ありのまま、愛すること。
それは、幼いころの、わが家での光景です。

そう、父の会社が羽振りのよかったころ、まだ母が元気だったころ、私の家のカラーテレビから流れるスポーツ中継目当てに、近所中の大人が、子どもが集まって、ワイワイ、ガヤガヤと肩を寄せ合って騒いでいた、そして母が、彼らをいい気分にさばいていた、それらがいっしょになって、私の頭に生き生きと蘇ってきたのです。

人種のるつぼであるライブハウスでの風景と、幼いころのわが家での近所の人々同士の交流の光景が、そこでピタリとシンクロしたんですね。

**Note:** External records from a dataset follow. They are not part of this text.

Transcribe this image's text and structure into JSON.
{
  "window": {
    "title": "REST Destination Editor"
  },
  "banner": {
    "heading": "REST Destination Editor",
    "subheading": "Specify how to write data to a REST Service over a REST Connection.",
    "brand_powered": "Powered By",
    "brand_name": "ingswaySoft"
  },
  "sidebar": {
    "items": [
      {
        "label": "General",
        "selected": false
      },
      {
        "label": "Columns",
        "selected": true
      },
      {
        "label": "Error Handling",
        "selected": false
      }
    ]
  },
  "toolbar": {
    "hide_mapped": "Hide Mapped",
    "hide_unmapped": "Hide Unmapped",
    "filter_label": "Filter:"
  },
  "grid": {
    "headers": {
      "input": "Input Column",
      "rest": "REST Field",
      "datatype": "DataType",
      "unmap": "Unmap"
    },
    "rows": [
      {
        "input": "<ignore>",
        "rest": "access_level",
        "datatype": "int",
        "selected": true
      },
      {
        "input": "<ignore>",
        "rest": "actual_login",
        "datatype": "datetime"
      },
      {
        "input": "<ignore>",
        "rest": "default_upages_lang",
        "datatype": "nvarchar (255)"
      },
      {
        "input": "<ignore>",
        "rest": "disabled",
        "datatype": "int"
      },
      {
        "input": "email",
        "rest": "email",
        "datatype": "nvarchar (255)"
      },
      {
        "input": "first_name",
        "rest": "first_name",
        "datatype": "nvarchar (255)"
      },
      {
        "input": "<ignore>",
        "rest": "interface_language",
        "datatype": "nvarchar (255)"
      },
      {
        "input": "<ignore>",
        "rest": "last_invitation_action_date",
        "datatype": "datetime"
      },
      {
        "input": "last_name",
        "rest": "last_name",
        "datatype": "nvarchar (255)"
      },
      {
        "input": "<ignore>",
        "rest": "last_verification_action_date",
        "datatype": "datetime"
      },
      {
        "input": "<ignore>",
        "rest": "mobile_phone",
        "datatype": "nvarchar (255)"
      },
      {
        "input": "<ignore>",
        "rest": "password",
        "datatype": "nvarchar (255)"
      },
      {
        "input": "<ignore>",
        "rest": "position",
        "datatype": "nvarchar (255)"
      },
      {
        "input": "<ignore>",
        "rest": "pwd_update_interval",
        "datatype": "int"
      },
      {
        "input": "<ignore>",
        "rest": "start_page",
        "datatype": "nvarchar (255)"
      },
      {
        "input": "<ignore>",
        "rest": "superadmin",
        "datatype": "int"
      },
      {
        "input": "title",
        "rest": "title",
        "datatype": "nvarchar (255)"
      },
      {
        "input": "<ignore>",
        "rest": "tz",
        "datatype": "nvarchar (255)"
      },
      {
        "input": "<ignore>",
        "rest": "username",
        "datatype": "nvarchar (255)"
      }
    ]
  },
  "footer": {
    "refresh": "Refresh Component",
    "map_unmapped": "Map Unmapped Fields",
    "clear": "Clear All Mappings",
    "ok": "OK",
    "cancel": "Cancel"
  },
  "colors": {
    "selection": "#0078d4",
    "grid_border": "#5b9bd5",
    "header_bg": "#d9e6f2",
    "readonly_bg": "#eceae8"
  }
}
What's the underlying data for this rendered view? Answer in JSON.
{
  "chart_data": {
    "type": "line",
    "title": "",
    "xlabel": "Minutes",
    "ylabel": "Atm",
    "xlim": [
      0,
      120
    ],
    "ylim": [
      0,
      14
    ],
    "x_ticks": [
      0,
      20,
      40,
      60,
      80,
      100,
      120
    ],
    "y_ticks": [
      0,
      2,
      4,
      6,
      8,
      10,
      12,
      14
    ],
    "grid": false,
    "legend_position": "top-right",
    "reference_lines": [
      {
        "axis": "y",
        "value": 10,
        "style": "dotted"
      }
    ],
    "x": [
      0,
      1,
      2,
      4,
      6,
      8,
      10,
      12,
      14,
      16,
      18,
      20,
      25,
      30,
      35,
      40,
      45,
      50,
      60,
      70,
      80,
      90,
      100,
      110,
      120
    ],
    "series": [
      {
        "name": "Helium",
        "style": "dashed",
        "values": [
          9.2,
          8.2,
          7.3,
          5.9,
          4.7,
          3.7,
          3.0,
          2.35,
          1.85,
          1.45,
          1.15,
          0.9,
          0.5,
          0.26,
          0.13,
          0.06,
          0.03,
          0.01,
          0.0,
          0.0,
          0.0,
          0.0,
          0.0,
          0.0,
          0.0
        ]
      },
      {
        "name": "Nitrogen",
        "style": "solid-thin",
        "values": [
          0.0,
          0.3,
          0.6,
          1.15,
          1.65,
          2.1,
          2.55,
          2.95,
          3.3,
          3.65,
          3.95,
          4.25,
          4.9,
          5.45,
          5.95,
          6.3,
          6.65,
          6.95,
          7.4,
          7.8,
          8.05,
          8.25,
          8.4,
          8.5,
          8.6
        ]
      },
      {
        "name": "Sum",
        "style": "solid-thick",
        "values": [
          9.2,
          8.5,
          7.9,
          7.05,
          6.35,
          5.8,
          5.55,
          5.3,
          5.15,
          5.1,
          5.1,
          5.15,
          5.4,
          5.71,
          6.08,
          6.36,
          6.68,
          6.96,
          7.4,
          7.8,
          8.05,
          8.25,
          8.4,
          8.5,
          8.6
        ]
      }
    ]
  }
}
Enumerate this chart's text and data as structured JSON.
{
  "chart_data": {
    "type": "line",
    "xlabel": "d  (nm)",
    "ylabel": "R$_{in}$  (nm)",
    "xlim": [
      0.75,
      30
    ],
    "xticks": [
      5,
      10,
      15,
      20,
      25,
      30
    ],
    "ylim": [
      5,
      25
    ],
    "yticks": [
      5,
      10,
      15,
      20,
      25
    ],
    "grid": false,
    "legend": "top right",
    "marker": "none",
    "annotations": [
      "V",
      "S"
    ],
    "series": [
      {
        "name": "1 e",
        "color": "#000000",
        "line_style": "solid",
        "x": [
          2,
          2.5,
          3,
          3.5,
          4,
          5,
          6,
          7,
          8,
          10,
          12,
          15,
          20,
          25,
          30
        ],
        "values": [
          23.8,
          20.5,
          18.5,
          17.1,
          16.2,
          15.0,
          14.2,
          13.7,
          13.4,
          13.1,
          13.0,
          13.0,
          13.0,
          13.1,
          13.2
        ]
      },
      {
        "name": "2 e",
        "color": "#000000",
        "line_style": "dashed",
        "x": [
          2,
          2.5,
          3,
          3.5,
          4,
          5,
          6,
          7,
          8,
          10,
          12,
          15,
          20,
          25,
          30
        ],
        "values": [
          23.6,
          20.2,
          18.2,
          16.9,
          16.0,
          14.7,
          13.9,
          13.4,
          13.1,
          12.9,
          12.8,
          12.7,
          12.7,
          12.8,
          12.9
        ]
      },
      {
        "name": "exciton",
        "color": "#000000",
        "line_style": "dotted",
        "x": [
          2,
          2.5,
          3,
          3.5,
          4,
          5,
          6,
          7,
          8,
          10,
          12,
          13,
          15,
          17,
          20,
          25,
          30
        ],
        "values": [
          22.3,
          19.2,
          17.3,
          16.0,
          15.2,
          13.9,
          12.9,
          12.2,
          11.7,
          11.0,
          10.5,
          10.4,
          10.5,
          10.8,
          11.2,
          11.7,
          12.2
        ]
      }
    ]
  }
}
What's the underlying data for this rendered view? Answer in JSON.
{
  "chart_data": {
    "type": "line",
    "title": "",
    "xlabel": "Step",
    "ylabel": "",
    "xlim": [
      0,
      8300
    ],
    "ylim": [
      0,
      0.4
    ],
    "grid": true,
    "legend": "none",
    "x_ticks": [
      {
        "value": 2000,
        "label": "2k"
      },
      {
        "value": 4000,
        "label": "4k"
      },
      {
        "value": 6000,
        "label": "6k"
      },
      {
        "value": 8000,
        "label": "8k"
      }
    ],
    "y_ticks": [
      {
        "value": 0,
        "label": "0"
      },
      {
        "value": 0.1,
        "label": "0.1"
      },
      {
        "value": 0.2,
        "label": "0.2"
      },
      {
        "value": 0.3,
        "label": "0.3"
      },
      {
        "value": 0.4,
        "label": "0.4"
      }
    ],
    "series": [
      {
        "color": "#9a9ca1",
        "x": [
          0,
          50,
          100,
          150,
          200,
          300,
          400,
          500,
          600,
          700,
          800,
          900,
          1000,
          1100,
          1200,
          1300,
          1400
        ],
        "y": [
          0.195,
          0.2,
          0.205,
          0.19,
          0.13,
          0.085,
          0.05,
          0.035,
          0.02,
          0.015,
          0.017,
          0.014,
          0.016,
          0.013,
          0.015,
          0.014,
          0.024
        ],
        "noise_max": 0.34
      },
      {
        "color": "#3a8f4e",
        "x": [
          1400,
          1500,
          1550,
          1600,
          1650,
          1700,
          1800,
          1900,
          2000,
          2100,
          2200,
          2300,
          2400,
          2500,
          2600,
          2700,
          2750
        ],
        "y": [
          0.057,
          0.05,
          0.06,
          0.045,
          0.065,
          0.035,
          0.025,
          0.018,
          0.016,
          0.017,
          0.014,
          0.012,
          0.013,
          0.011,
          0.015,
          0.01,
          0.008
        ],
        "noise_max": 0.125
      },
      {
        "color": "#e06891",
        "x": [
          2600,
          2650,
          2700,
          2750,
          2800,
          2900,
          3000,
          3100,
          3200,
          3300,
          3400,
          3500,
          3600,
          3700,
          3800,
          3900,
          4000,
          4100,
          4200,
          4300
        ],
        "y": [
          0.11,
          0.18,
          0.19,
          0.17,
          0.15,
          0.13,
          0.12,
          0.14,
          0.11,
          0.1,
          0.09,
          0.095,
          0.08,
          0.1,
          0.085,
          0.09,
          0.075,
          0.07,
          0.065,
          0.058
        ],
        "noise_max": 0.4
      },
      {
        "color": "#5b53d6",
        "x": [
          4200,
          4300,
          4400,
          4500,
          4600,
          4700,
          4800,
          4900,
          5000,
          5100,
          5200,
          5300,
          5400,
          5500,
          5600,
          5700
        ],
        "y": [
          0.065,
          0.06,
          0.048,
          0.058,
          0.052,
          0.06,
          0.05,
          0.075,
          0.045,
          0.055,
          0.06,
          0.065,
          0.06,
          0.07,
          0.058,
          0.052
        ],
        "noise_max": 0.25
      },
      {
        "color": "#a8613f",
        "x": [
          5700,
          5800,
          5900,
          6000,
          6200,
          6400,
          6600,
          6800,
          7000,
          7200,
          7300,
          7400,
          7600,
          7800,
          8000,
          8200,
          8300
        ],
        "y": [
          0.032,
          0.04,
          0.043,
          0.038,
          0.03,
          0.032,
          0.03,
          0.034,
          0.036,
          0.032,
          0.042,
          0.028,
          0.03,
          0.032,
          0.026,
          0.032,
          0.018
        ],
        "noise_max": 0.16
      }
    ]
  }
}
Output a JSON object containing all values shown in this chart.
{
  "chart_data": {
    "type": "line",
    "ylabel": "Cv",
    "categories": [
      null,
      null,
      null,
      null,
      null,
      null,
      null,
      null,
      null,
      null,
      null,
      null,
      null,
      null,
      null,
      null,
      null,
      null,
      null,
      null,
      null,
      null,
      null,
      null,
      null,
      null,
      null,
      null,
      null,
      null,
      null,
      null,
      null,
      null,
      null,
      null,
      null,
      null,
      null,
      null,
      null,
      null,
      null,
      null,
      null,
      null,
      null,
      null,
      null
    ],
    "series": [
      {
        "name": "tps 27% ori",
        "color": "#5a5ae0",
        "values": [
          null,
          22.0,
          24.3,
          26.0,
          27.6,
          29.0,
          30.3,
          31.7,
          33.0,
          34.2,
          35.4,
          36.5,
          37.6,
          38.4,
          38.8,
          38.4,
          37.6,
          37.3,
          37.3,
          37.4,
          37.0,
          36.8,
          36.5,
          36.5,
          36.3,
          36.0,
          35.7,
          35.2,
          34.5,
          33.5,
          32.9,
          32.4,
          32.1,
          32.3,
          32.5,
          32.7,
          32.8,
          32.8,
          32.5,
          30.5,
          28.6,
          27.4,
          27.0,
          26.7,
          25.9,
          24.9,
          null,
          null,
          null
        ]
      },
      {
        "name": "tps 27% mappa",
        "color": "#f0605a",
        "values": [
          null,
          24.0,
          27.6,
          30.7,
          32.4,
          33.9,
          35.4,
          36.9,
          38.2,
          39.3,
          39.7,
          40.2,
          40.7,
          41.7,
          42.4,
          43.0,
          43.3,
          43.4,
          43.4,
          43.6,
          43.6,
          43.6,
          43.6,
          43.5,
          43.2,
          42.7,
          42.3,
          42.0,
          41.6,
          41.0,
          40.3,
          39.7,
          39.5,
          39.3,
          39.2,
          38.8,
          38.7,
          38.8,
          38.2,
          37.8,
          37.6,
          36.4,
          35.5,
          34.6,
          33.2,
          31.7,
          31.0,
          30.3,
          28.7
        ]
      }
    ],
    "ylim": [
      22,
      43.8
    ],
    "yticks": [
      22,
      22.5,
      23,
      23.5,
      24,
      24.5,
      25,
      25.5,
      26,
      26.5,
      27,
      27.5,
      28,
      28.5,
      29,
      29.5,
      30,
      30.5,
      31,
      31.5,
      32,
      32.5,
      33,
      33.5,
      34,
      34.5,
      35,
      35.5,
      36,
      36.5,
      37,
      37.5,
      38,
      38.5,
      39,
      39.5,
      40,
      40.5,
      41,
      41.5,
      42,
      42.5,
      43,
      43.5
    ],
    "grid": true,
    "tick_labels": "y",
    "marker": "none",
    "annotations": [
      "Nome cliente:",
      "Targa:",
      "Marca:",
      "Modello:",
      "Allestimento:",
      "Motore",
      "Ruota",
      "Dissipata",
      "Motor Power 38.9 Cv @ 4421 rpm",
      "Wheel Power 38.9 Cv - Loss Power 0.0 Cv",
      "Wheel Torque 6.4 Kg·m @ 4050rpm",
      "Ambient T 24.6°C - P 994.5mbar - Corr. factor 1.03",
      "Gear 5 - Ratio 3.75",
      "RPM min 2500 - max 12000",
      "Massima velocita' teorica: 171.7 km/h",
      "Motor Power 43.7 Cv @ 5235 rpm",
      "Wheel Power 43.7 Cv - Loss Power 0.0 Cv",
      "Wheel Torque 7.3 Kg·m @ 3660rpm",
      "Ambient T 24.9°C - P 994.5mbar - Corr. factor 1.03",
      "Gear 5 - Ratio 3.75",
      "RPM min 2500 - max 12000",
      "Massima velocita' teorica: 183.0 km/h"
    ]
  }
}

ああ、こんな思いを共有できるような、お店に携わる仕事をしたいなあ……。

ひとりでも多くの笑顔に触れていたい─。


そして、私のなかにそのモチベーションが強くあることを感じたとき、もうひとつの共通項を感じることになりました。

それは、幼いころのわが家で、友人たちに振る舞っていた母の姿、そしてそこに、マザー・テレサの、人々への献身の姿が重なり合い、二人の女性の崇高なる魂が、私の心のなかに否応なしに、大いなる本分をかきたてたのです。

肌の色、貧富の差、それぞれの出自の事情……。

それらをの垣根を越えて、人々が集い、笑い合い、喜びを分かち合う空間をつくるためには、その媒介者となる人間の存在が必要であり、またその人間は、奉仕の精神が旺盛でなければ務まらない。

私は母に、そして大人になってマザー・テレサのなかに、共通するその慈悲深さを見た。

であるならば、ここでそれらすべてがひとつにつながった瞬間に、私がそこから人生をかけて取り組むべき道筋は、必然的に定まったといえるはず。